“So you’re Moa’s dad, are you?”

Good. Moa had done her job.

“Yes,” he said. “Maybe we should go to the waiting room and have a little chat.”


***

“I suppose he was just unlucky,” she said. “Wrong man in the wrong place, or however you put it.”

They sat down by a window. The gray light of day outside seemed translucent. The room was in a strange sort of shadow cast by a sun that wasn’t there. A woman coughed quietly on a sofa by a low wooden table weighed down by magazines with cover photos of well-known people, smiling. Well-known to whom? Ringmar had wondered more than once. Visiting hospitals was part of his job, and he’d often wondered why

Hello and similar magazines were always piled up in dreary hospital waiting rooms. Maybe they were a kind of comfort, like a little candle burning on the tables of these huge wards. All of you in that magazine, who are photographed at every premiere there is, maybe used to be like us, and maybe we can be like you if we get well again and are discovered in the hectic search for new talent. That search was nonstop, never ending. The photos of those celebrities were proof of that. There was no room for faded Polaroids of crushed skulls.

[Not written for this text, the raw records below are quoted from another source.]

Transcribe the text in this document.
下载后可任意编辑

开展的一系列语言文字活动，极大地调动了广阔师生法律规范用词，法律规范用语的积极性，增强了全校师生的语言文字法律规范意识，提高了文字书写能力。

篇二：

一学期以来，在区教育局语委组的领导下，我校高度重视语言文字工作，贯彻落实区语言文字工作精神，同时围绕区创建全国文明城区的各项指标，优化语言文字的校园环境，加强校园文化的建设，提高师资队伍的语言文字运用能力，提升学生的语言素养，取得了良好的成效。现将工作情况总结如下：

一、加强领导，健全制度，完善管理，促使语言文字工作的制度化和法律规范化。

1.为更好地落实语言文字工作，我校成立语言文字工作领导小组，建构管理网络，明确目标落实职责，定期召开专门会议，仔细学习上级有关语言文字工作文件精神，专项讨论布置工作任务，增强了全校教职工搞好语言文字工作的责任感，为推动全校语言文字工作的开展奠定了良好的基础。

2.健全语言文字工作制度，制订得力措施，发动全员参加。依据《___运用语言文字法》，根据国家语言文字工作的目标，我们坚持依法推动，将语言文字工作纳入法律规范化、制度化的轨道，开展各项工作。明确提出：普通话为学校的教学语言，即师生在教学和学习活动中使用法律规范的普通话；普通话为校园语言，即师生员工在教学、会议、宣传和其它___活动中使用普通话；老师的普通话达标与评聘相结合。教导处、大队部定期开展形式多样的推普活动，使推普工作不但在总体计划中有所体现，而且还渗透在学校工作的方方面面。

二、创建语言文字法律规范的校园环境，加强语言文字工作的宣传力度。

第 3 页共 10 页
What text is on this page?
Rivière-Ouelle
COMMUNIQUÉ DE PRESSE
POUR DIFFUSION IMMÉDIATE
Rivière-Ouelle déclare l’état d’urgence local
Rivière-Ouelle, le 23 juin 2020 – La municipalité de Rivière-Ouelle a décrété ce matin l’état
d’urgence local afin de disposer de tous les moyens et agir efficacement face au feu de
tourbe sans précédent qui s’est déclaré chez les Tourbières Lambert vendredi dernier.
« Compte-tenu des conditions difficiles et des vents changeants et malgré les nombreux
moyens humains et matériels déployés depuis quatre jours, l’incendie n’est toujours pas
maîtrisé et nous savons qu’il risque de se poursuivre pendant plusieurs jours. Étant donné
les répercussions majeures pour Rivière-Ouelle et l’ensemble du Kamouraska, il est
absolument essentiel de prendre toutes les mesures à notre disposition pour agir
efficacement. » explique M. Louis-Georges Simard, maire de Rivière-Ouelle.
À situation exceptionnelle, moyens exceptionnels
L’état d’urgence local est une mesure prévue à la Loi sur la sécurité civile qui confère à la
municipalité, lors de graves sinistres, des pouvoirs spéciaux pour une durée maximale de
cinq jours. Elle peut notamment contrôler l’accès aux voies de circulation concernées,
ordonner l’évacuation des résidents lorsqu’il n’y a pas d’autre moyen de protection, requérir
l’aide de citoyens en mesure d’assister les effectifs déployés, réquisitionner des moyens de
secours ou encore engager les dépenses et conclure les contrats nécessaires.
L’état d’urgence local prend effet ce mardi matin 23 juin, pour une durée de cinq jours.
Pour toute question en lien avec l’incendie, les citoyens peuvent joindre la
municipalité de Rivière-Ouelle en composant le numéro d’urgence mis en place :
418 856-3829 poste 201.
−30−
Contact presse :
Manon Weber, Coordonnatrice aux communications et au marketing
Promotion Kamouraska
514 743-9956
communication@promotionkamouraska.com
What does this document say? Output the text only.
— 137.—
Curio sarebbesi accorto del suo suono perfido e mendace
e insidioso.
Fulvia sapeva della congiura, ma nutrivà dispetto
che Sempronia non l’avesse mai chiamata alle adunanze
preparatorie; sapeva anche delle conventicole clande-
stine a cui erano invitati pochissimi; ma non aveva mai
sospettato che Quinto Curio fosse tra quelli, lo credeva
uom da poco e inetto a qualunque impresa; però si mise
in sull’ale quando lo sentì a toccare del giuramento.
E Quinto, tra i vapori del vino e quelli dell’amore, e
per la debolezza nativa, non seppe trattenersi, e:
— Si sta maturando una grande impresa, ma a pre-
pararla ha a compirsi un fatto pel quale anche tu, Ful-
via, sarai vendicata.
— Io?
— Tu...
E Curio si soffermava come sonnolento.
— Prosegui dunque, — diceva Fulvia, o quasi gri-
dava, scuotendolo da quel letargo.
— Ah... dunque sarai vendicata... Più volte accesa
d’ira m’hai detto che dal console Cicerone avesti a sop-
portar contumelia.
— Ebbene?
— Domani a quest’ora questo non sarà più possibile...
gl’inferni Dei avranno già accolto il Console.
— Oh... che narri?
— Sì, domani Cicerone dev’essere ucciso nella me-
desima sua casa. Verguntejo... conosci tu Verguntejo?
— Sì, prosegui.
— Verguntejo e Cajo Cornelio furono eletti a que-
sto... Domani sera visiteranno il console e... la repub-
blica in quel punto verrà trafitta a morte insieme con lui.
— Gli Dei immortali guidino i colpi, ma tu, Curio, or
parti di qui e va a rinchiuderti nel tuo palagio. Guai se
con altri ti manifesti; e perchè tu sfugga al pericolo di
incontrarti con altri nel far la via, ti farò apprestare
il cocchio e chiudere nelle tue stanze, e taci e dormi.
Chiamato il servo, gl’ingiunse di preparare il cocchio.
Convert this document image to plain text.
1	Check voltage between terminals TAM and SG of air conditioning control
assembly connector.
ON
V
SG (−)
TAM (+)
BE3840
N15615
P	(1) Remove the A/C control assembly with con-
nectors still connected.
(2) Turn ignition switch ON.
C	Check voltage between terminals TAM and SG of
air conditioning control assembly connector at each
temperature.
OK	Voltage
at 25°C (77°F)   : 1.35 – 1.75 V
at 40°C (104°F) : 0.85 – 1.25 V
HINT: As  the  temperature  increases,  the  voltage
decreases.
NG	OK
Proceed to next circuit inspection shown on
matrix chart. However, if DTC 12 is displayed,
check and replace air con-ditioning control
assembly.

“It wasn’t bad luck,” said Ringmar now, looking at the girl.

“You look younger than I expected,” she said.

“Based on Moa’s description of me, you mean,” he said.

She smiled, then turned serious again.

“Do you know anybody who really disliked Jakob?” Ringmar asked.

“Nobody disliked him,” she said.

“Is there anybody he dislikes?”

“No.”

“Nobody at all?”

“No.”

Maybe it’s the times we live in, Ringmar thought, and if so it has to be a good thing. When I was young we were always mad at everything and everybody. Angry all the time.